Food for thought

There are currently 44 million people worldwide living with dementia, and, as life expectancy in almost all parts of the world continues to rise, it is estimated there will be as many as 135 million living with the condition by the year 2050.

These figures explain the interest of international services provider Compass, as the group’s healthcare and senior living division – or care sector as we call it in the UK – constitutes 20% of its global business.

That is why the company has leant its support to a new report commissioned by Alzheimer’s Disease International (ADI) examining nutrition and dementia, and, in particular, looking at issues of prevention, treatment and the maintenance of bodyweight.

However, for anyone hoping for a definitive link between diet and the onset of dementia, the report shows there is no clear-cut evidence to support it at this stage.

Marc Wortmann, executive director of ADI, says: “This is an urgent problem worldwide if we don’t find a cure and we don’t find ways to delay the onset of dementia.

“People always ask ‘what can I do to prevent dementia?’ and we talk about nutrition, but I always have to say I don’t have hard evidence.”
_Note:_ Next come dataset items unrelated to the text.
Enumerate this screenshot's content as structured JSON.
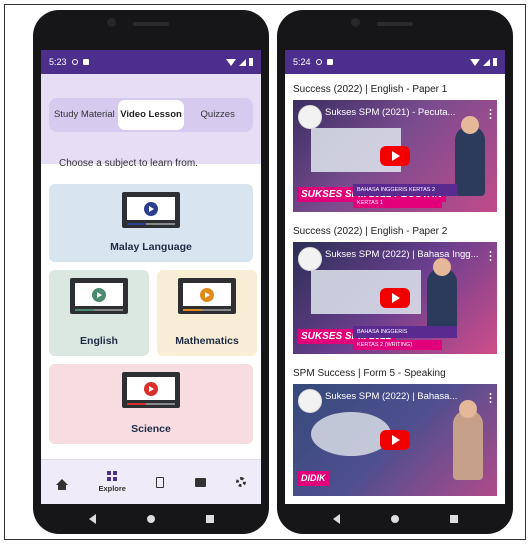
{
  "left_phone": {
    "status": {
      "time": "5:23"
    },
    "tabs": [
      {
        "label": "Study Material",
        "active": false
      },
      {
        "label": "Video Lesson",
        "active": true
      },
      {
        "label": "Quizzes",
        "active": false
      }
    ],
    "prompt": "Choose a subject to learn from.",
    "subjects": [
      {
        "label": "Malay Language",
        "color": "#d9e4f1",
        "accent": "#2c3e8f"
      },
      {
        "label": "English",
        "color": "#dbe8e2",
        "accent": "#4a8a6e"
      },
      {
        "label": "Mathematics",
        "color": "#f7eed5",
        "accent": "#e08a1c"
      },
      {
        "label": "Science",
        "color": "#f7dde1",
        "accent": "#d8302c"
      }
    ],
    "bottom_nav": [
      {
        "icon": "home-icon",
        "label": ""
      },
      {
        "icon": "explore-icon",
        "label": "Explore"
      },
      {
        "icon": "document-icon",
        "label": ""
      },
      {
        "icon": "message-icon",
        "label": ""
      },
      {
        "icon": "settings-icon",
        "label": ""
      }
    ]
  },
  "right_phone": {
    "status": {
      "time": "5:24"
    },
    "videos": [
      {
        "title": "Success (2022) | English - Paper 1",
        "thumb_text": "Sukses SPM (2021) - Pecuta...",
        "banner": "SUKSES SPM 2021 PECUTAN",
        "strip": "BAHASA INGGERIS KERTAS 2",
        "strip2": "KERTAS 1"
      },
      {
        "title": "Success (2022) | English - Paper 2",
        "thumb_text": "Sukses SPM (2022) | Bahasa Ingg...",
        "banner": "SUKSES SPM 2022",
        "strip": "BAHASA INGGERIS",
        "strip2": "KERTAS 2 (WRITING)"
      },
      {
        "title": "SPM Success | Form 5 - Speaking",
        "thumb_text": "Sukses SPM (2022) | Bahasa...",
        "banner": "DIDIK",
        "strip": "",
        "strip2": ""
      }
    ]
  },
  "colors": {
    "status_bar": "#4c2f8c",
    "youtube_red": "#f20000",
    "header_bg": "#e6def5"
  }
}
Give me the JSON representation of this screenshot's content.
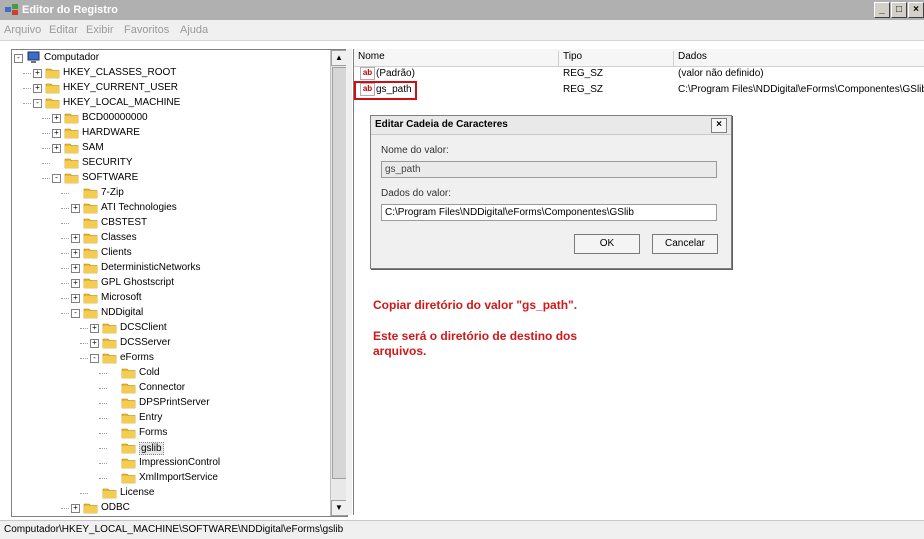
{
  "window": {
    "title": "Editor do Registro",
    "controls": [
      "_",
      "□",
      "×"
    ]
  },
  "menu": [
    "Arquivo",
    "Editar",
    "Exibir",
    "Favoritos",
    "Ajuda"
  ],
  "tree": {
    "root": "Computador",
    "nodes": [
      {
        "label": "HKEY_CLASSES_ROOT"
      },
      {
        "label": "HKEY_CURRENT_USER"
      },
      {
        "label": "HKEY_LOCAL_MACHINE"
      },
      {
        "label": "BCD00000000"
      },
      {
        "label": "HARDWARE"
      },
      {
        "label": "SAM"
      },
      {
        "label": "SECURITY"
      },
      {
        "label": "SOFTWARE"
      },
      {
        "label": "7-Zip"
      },
      {
        "label": "ATI Technologies"
      },
      {
        "label": "CBSTEST"
      },
      {
        "label": "Classes"
      },
      {
        "label": "Clients"
      },
      {
        "label": "DeterministicNetworks"
      },
      {
        "label": "GPL Ghostscript"
      },
      {
        "label": "Microsoft"
      },
      {
        "label": "NDDigital"
      },
      {
        "label": "DCSClient"
      },
      {
        "label": "DCSServer"
      },
      {
        "label": "eForms"
      },
      {
        "label": "Cold"
      },
      {
        "label": "Connector"
      },
      {
        "label": "DPSPrintServer"
      },
      {
        "label": "Entry"
      },
      {
        "label": "Forms"
      },
      {
        "label": "gslib"
      },
      {
        "label": "ImpressionControl"
      },
      {
        "label": "XmlImportService"
      },
      {
        "label": "License"
      },
      {
        "label": "ODBC"
      }
    ]
  },
  "values": {
    "headers": [
      "Nome",
      "Tipo",
      "Dados"
    ],
    "rows": [
      {
        "name": "(Padrão)",
        "type": "REG_SZ",
        "data": "(valor não definido)"
      },
      {
        "name": "gs_path",
        "type": "REG_SZ",
        "data": "C:\\Program Files\\NDDigital\\eForms\\Componentes\\GSlib"
      }
    ],
    "icon_text": "ab"
  },
  "dialog": {
    "title": "Editar Cadeia de Caracteres",
    "close": "×",
    "name_label": "Nome do valor:",
    "name_value": "gs_path",
    "data_label": "Dados do valor:",
    "data_value": "C:\\Program Files\\NDDigital\\eForms\\Componentes\\GSlib",
    "ok": "OK",
    "cancel": "Cancelar"
  },
  "instructions": {
    "line1": "Copiar diretório do valor \"gs_path\".",
    "line2": "Este será o diretório de destino dos",
    "line3": "arquivos."
  },
  "status": "Computador\\HKEY_LOCAL_MACHINE\\SOFTWARE\\NDDigital\\eForms\\gslib",
  "colors": {
    "annotation": "#d01818",
    "folder": "#e8b830"
  },
  "scrollbar": {
    "up": "▲",
    "down": "▼"
  }
}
There was some preliminary backing for the idea that a Mediterranean diet – more fish and carbohydrates, less meat and saturated fat, lots of fresh fruit and vegetables, and some red wine – may have a positive impact on dementia.

More research is needed, though, before firm conclusions can be drawn.

The report, though, was far more positive about the great strides being made in helping carers keep dementia sufferers well nourished, despite the challenges the condition poses to caterers.